Veg Plotting 18/09/2011

Her lyrical entries, through the year she turned her tiny roof terrace into a garden, are a love song to the city as well as a celebration of the pleasure to be had from nurturing a seed to maturity.

Jodie Jones Gardens Illustrated 01/08/2011

This book allows anyone feeling disengaged from their natural heritage to pick a pathway back in, and not be afraid to do so.

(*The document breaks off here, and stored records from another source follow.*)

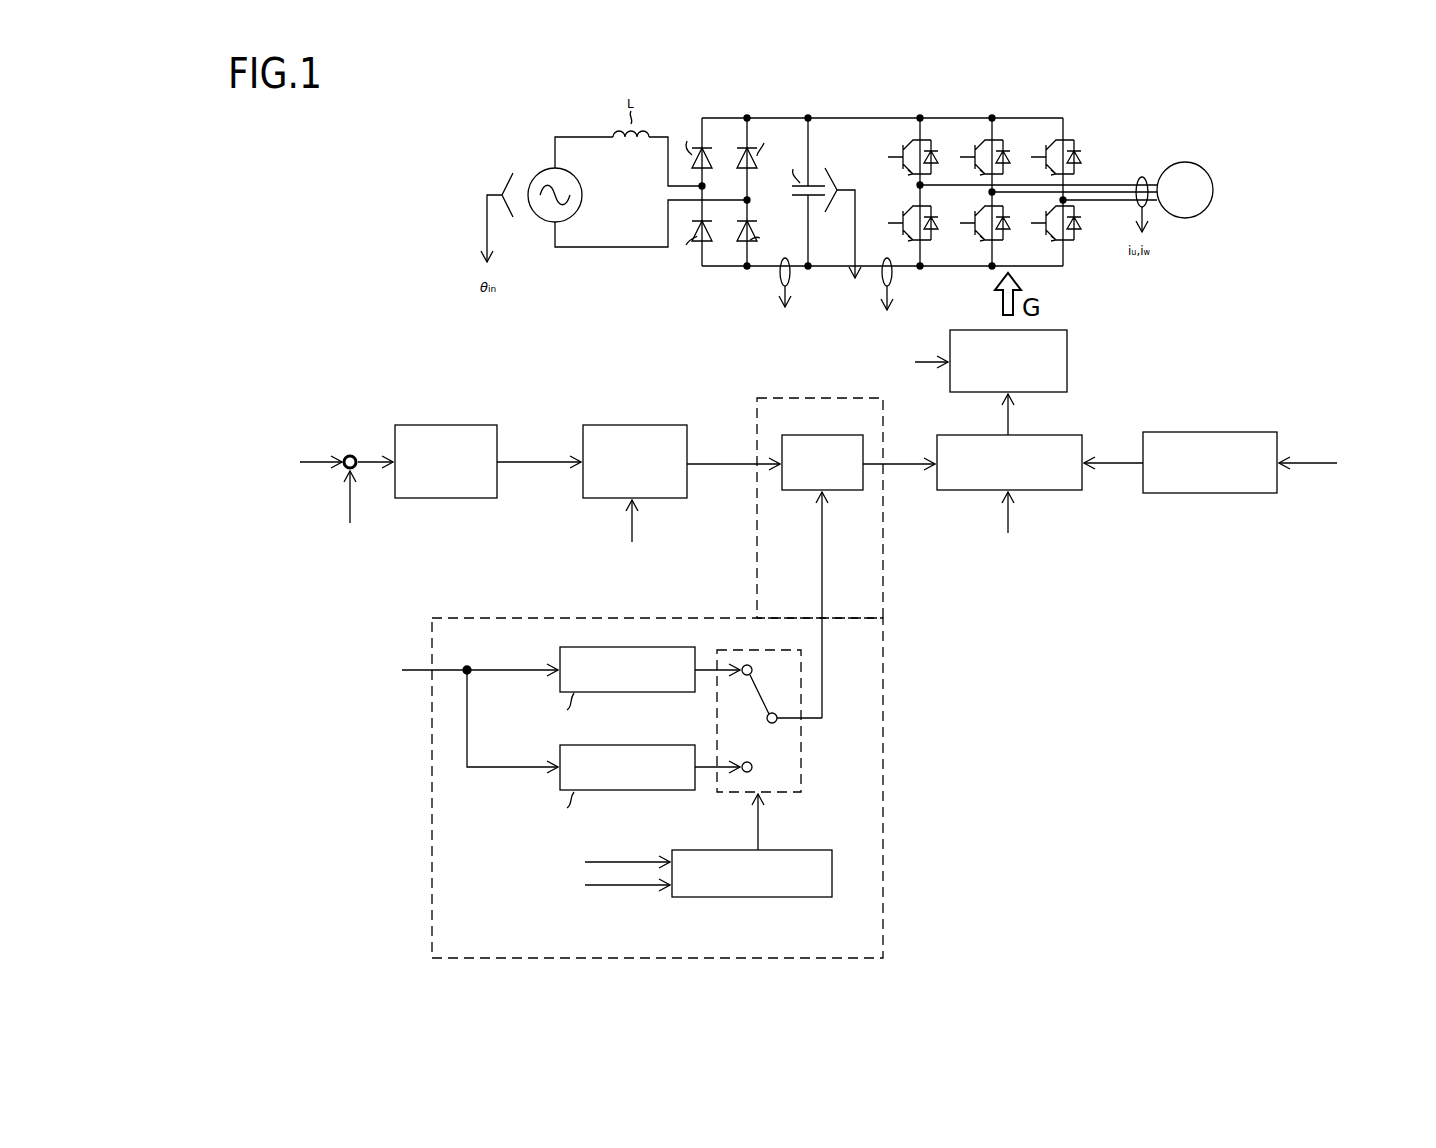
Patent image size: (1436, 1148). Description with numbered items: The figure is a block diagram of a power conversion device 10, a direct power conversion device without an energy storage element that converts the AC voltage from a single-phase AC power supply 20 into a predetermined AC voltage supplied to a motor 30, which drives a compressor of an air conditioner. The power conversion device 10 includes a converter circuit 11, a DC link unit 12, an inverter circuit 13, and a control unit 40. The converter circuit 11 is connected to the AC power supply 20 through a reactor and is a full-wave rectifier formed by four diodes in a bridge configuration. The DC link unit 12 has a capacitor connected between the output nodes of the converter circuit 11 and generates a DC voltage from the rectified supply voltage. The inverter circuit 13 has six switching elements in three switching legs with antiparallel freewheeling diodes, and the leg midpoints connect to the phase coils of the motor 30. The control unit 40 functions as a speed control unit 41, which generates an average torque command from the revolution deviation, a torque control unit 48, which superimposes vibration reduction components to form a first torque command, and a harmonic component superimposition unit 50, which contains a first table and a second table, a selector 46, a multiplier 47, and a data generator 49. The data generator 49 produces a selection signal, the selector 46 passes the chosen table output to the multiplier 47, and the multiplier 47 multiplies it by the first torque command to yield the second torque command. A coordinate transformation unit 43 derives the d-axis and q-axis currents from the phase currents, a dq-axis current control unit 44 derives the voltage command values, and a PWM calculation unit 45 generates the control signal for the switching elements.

The power conversion device 10 is at (884, 82).
The converter circuit 11 is at (752, 112).
The DC link unit 12 is at (838, 112).
The inverter circuit 13 is at (1021, 112).
The AC power supply 20 is at (583, 193).
The motor 30 is at (1213, 187).
The control unit 40 is at (1200, 376).
The speed control unit 41 is at (445, 423).
The coordinate transformation unit 43 is at (1205, 496).
The dq-axis current control unit 44 is at (1053, 492).
The PWM calculation unit 45 is at (1070, 356).
The selector 46 is at (802, 753).
The multiplier 47 is at (789, 491).
The torque control unit 48 is at (633, 423).
The data generator 49 is at (813, 897).
The harmonic component superimposition unit 50 is at (883, 873).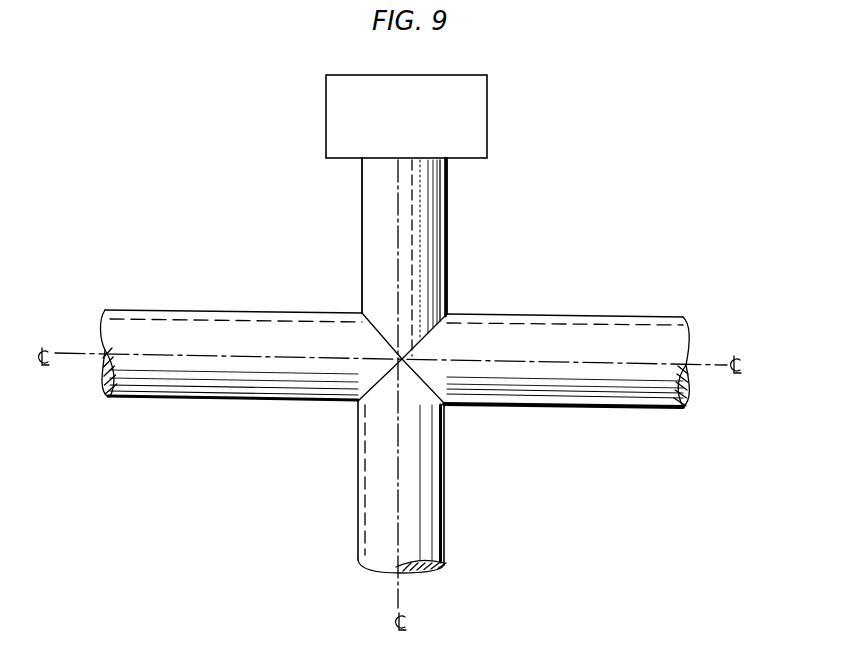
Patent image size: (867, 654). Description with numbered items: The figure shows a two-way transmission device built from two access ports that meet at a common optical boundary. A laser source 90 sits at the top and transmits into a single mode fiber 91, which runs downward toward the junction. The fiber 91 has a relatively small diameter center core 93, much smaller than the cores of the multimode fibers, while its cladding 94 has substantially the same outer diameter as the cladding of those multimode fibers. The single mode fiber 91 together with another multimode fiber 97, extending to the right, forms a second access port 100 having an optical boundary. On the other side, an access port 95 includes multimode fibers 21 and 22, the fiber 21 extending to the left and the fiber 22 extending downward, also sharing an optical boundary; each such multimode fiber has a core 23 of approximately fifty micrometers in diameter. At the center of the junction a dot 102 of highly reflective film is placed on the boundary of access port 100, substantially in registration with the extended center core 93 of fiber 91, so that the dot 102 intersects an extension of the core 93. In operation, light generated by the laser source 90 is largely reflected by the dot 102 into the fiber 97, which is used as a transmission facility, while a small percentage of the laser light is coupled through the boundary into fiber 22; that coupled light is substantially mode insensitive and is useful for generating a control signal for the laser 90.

The laser source 90 is at (488, 142).
The single mode fiber 91 is at (447, 256).
The center core 93 is at (397, 189).
The cladding 94 is at (362, 245).
The multimode fiber 97 is at (624, 316).
The second access port 100 is at (555, 268).
The core 23 is at (227, 337).
The multimode fiber 21 is at (178, 387).
The dot of highly reflective film 102 is at (408, 362).
The multimode fiber 22 is at (357, 534).
The access port 95 is at (322, 446).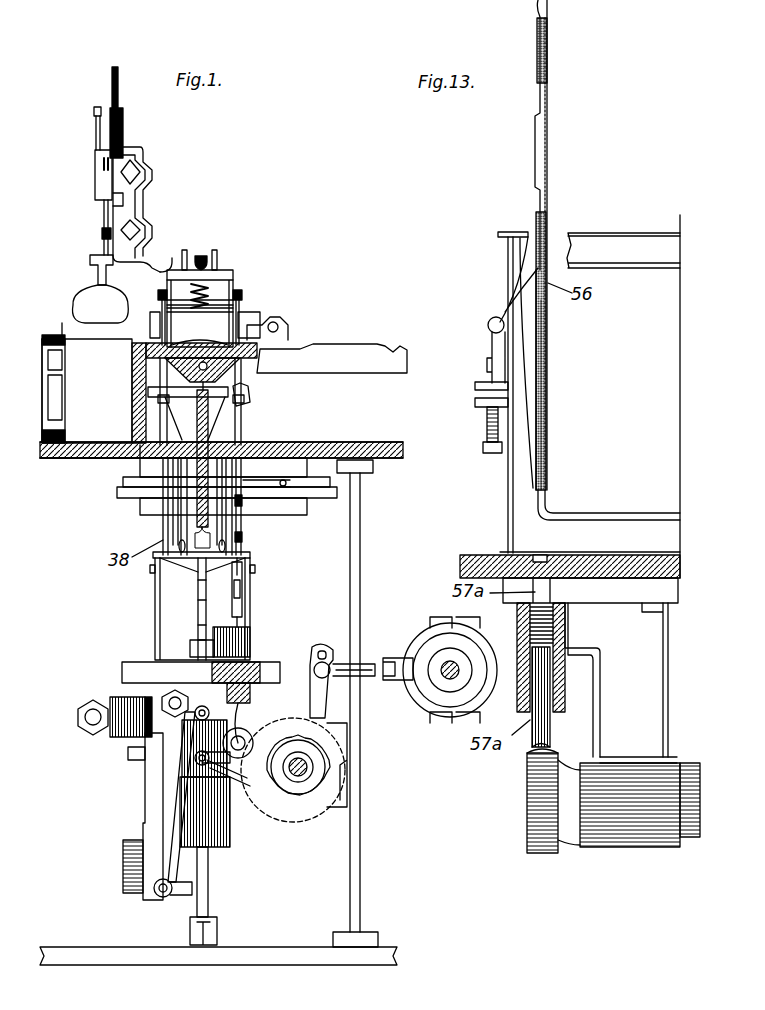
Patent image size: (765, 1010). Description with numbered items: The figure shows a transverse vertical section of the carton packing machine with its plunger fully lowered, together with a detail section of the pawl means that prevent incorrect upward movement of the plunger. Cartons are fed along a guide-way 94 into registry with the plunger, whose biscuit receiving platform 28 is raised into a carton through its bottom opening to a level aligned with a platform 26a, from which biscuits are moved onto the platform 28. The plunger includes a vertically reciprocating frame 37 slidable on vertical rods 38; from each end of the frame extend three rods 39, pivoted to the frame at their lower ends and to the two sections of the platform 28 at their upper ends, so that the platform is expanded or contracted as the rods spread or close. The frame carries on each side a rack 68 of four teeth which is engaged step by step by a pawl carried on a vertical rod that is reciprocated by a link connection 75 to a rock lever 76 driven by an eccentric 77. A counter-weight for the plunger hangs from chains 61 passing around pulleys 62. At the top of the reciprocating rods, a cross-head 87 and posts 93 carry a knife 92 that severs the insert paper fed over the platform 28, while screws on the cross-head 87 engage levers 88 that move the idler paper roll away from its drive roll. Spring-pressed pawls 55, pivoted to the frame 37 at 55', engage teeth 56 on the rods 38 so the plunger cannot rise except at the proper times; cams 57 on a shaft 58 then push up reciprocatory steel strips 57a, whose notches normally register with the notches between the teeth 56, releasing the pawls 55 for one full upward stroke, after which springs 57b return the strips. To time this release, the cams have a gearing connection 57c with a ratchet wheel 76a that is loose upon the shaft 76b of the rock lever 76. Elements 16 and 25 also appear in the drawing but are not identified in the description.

In FIG. 1, the valve body 16 is at (193, 267).
In FIG. 1, the operating lever 25 is at (73, 307).
In FIG. 1, the knife 92 is at (220, 327).
In FIG. 1, the posts 93 is at (262, 322).
In FIG. 1, the platform 26a is at (90, 341).
In FIG. 1, the cross-head 87 is at (148, 391).
In FIG. 1, the levers 88 is at (250, 397).
In FIG. 1, the platform 28 is at (180, 447).
In FIG. 1, the vertical rods 38 is at (280, 440).
In FIG. 13, the vertical rods 38 is at (542, 462).
In FIG. 1, the guide-way 94 is at (97, 430).
In FIG. 1, the rods 39 is at (173, 525).
In FIG. 1, the teeth 56 is at (243, 530).
In FIG. 13, the teeth 56 is at (548, 57).
In FIG. 1, the spring-pressed pawls 55 is at (258, 586).
In FIG. 13, the spring-pressed pawls 55 is at (489, 277).
In FIG. 13, the pivot 55' is at (473, 385).
In FIG. 1, the frame 37 is at (202, 606).
In FIG. 13, the frame 37 is at (517, 510).
In FIG. 1, the rack 68 is at (203, 607).
In FIG. 1, the pulleys 62 is at (153, 703).
In FIG. 1, the chains 61 is at (145, 733).
In FIG. 1, the link connection 75 is at (197, 738).
In FIG. 1, the cams 57 is at (240, 730).
In FIG. 13, the cams 57 is at (528, 777).
In FIG. 13, the steel strips 57a is at (535, 153).
In FIG. 13, the springs 57b is at (567, 637).
In FIG. 1, the gearing connection 57c is at (330, 817).
In FIG. 1, the shaft 58 is at (237, 758).
In FIG. 13, the shaft 58 is at (687, 837).
In FIG. 1, the rock lever 76 is at (260, 767).
In FIG. 1, the ratchet wheel 76a is at (325, 775).
In FIG. 1, the shaft 76b is at (303, 777).
In FIG. 1, the eccentric 77 is at (427, 687).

In a sense it is ridiculous that humans need books to tell them where to find nature but making a connection with nature requires such a leap of imagination these days guides such as Helen have become invaluable. Helen's wilderness is in the detail she finds in her garden and on her various journeys: her first garden butterfly, the birds of prey she watches from tower blocks, the bark of the London plane tree, rooftop aviaries; so many small things to treasure. Just like this book. Pick up a copy and enjoy.

Allan Shepherd Kitchen Gardeners 05/09/2011

My Garden, the City and Me by beginner Helen Babbs [...] should inspire you to get started.

Caroline Donald The Sunday Times 28/08/2011

It's an inspirational and beautiful hardback peppered with inky illustrations and written with a serious sense of wide-eyed wonder at nature's resilience in the relentlessly urban capital. Underpinning the practicalities of rooftop cultivation and bold forays into the wilderness is the gradual transformation of the author herself in parallel with her roof. By the end of the book she is a confident nurturer of all things happy to be grown in containers with big ambitions for the roof's second year. She has also become a fully fledged urban cyclist and - most importantly - quit her day job to concentrate on her passions. Hence the book, for which we are glad. 

www.thelondonist.com 21/07/2011

This little book is a hymn to the pleasures of city gardening, and of making your space, however unpromising, your own... would make a lovely present or inspirational guide... 

www.welovethisbook.com 07/07/2011

A lovely and inspirational story of a woman who turned the flat roof outside of her bedroom window into a rooftop garden.